I am never convinced entirely about cost price, but I would imagine it isn't a lot because the same components (sometimes more, sometimes less) are used in far cheaper phones on sale from other manufacturers.
HTC has been a key player in the construction of smartphones for two decades, so there's no way HTC would be charging twice as much as others, nor Google being willing to pay.
I bet we'll discover one day that HTC got the contract because it undercut Huawei and LG - knowing its own sales are in the toilet, and it needs to go back to making kit for others to survive.
Google pockets a lot of this money too, because the trade margins are still tight enough that carriers would sooner sell you a SIM for a phone you get from Currys or Google Store.
As I suspected, after the initial reviews and positive feedback from those at the Google launch (who got phones given to them soon after) more information is starting to come out, about how it was apparently a rush job (so was the 6P, so I can believe that) and has an issue that I am sure Google was aware of (lens issue) and couldn't fix in time, but has been working on in software since before it went public.

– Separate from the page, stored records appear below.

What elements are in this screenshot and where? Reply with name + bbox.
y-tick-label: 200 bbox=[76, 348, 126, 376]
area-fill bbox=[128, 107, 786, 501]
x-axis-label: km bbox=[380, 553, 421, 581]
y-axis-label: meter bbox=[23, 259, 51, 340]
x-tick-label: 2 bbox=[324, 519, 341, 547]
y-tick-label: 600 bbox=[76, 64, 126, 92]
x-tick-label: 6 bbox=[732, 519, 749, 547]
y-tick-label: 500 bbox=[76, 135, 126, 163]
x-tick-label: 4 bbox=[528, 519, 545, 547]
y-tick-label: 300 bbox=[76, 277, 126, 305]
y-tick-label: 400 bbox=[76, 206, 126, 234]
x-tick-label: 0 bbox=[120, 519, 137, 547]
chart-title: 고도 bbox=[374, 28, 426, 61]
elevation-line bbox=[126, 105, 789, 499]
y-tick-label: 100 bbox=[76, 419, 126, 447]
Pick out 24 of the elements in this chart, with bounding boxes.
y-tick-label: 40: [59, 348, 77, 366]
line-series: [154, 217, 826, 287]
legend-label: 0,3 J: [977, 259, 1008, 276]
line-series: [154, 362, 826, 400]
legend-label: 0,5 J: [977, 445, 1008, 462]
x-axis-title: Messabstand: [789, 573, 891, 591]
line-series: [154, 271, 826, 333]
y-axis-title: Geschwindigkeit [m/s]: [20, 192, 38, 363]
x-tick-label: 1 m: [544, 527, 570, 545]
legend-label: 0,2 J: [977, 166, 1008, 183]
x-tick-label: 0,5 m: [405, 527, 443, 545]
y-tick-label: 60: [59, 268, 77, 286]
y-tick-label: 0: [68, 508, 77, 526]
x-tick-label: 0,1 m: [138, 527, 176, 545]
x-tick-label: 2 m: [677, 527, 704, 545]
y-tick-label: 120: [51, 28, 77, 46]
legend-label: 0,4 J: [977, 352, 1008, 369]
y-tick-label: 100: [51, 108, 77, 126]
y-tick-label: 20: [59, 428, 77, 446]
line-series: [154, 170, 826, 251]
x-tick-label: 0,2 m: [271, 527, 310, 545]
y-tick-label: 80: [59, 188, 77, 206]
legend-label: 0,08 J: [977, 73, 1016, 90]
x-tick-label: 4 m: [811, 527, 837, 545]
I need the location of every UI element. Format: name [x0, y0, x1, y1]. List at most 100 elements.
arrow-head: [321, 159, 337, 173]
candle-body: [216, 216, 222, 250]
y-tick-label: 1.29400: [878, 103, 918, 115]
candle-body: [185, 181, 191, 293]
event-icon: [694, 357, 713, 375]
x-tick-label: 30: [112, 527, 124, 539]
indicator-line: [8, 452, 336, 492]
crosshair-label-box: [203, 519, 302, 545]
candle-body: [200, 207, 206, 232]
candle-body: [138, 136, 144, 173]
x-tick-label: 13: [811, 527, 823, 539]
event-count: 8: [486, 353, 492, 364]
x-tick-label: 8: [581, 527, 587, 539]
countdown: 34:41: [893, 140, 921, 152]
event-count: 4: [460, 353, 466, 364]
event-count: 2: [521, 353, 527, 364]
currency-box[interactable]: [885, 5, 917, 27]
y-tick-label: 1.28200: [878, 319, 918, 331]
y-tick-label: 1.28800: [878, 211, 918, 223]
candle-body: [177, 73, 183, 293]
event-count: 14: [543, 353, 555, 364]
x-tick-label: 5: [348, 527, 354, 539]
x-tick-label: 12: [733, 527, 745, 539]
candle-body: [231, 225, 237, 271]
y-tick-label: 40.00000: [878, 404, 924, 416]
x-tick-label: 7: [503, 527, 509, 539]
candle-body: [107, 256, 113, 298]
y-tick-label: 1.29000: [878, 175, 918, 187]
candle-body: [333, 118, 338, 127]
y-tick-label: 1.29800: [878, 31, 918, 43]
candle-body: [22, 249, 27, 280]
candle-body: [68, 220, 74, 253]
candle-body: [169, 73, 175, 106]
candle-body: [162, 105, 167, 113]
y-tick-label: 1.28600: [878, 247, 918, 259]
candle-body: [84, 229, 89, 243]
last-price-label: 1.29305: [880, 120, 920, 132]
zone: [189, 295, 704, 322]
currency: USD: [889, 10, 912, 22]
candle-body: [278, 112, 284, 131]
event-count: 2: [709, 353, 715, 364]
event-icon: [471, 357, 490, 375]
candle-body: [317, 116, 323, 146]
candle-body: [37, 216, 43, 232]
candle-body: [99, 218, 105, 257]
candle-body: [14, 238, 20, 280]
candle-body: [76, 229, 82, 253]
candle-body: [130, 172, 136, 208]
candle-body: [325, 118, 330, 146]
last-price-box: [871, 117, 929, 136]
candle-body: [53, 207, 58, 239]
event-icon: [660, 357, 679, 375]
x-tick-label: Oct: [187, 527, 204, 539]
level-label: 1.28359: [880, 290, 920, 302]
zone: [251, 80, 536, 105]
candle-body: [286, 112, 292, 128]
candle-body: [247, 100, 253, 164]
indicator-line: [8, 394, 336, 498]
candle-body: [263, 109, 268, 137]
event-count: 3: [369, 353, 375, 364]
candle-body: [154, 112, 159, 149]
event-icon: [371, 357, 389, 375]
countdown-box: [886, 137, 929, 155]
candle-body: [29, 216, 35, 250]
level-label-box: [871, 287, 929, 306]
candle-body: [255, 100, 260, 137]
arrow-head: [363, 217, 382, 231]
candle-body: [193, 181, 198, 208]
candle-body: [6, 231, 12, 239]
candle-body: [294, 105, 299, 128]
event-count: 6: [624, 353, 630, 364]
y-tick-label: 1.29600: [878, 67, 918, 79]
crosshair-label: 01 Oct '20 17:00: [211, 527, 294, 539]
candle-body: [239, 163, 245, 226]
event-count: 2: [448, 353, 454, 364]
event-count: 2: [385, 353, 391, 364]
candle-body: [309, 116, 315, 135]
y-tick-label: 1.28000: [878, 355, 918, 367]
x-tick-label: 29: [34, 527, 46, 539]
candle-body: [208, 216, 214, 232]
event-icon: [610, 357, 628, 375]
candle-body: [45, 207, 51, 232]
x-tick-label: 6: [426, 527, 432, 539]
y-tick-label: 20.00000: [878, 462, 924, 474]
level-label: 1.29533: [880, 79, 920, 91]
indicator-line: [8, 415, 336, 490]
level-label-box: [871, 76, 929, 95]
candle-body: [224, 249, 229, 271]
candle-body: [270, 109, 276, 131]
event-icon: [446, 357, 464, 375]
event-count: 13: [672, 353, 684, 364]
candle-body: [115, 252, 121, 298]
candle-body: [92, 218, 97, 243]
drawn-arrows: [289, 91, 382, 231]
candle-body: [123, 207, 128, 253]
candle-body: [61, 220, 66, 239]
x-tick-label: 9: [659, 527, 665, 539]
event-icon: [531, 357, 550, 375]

Thing is though, if Google dropped the price by £200 or so, it would suddenly become a great phone at an 'honest' price.
I'm going to see what Huawei launches next Thursday and in February we'll see the Galaxy S8. Unlike buying an iPhone and having at least a year before anything better comes along, the Pixel stands a chance of being beaten by a few devices; Mate 9, OnePlus 3T, S8 and countless phones from China that people can import.
Google will need to up not only spending on marketing in the long term (not just the first week) but also make sure to support all the retailers if it wants this phone to be seen by people. It's all very good having THREE dedicated areas in Currys, and a few big pods in EE stores, but when a local store can reveal having sold less than ten since launch, you realise that EVERY store needs working Pixel phones on display and staff willing to give you demos.
The Currys flagship store, which had the video of people queuing up to buy the Pixel on launch day, didn't sell of 32GB models at all. It sold out of the 128GB model the NEXT day. If that had been Apple, everything would have been snapped up within hours.
Samsung spend a stupid amount of money on field marketing, pop up stores/promotions and for weeks after the S6 and S7 were launched, they had agency staff working in many stores to demo the phone. John Lewis often have Samsung staff there so often you'd think they were JL staff!